In un mondo di incertezze e complessità, creare fiducia nelle istituzioni e credibilità politica è importante per consentire alla democrazia liberale di resistere al fascino dell’autoritarismo. Allo stesso tempo, il futuro offre nuove opportunità. Non ci può essere un momento migliore per tirare fuori idee e valori europei per costruire il futuro.

Un’innovativa imprenditorialità europea, eccellenza scientifica e leadership nella ricerca e sviluppo saranno decisive.
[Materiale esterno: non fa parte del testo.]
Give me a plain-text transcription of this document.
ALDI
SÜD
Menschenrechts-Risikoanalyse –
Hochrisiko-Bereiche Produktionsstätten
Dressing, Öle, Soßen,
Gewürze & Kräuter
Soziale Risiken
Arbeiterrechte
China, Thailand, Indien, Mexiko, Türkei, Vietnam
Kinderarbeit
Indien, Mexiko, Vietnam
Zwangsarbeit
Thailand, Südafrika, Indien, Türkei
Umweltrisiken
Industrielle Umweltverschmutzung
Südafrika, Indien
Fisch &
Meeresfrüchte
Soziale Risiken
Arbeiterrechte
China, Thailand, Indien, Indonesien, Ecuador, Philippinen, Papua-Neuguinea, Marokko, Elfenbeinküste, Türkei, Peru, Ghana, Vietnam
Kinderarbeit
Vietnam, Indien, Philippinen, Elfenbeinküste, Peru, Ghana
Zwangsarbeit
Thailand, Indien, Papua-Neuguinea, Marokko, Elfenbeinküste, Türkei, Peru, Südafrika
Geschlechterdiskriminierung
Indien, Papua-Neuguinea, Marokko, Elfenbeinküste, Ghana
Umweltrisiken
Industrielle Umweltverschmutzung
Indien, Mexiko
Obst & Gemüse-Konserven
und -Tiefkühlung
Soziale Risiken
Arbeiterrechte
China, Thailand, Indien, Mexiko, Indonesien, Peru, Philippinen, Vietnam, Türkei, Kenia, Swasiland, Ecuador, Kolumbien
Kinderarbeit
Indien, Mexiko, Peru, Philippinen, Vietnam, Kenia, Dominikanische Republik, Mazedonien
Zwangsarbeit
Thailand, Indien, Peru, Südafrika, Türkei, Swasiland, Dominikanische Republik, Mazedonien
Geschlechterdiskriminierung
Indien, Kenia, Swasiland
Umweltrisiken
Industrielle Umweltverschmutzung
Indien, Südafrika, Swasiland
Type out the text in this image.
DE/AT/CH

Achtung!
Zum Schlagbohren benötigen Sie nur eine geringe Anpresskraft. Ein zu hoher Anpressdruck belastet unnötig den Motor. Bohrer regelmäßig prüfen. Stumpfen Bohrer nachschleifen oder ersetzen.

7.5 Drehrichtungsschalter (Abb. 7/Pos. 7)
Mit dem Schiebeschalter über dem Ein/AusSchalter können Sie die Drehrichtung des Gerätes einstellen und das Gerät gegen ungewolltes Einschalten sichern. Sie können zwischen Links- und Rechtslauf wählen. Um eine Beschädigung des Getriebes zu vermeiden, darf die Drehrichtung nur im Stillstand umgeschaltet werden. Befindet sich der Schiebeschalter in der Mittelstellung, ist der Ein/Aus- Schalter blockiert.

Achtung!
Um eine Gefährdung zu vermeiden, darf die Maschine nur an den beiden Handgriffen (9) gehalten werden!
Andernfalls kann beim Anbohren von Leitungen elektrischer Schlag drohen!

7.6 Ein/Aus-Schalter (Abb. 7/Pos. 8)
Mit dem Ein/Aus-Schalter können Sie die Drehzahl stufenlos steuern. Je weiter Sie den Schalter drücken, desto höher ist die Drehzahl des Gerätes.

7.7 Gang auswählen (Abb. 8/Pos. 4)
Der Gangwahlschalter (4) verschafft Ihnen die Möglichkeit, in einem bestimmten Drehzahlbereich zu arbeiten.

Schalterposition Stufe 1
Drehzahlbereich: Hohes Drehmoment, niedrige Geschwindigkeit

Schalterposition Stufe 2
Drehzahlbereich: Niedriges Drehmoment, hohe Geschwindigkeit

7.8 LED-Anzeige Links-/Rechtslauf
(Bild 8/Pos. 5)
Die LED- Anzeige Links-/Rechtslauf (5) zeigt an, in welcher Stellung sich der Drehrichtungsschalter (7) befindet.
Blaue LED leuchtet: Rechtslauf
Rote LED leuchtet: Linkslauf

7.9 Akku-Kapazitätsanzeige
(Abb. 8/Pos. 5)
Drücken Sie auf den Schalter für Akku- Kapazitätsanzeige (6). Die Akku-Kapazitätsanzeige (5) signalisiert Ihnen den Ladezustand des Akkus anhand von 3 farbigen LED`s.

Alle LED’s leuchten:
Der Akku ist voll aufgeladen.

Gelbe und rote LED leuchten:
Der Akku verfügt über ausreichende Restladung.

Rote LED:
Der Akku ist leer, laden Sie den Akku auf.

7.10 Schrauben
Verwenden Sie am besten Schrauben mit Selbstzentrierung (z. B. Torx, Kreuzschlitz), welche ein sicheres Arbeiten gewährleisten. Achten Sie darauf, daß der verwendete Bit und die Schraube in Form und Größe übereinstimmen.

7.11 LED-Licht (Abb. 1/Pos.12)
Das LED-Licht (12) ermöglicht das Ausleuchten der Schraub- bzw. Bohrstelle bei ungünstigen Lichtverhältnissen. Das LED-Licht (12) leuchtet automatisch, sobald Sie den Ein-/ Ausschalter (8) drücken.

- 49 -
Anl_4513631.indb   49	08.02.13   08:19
Lo psicologo Joseph Henrich ha dimostrato che nel corso della storia la non conformità e la cooperazione sono state chiavi per il progresso culturale. Le risorse più preziose dell’Ue sono la sua diversità e creatività. Con uno scopo e delle possibilità l’Europa può sbloccare il suo grande potenziale e abbracciare il futuro. Perciò, se la domanda è ‘come vogliamo vivere nel futuro?’, la risposta dovrebbe essere l’Europa.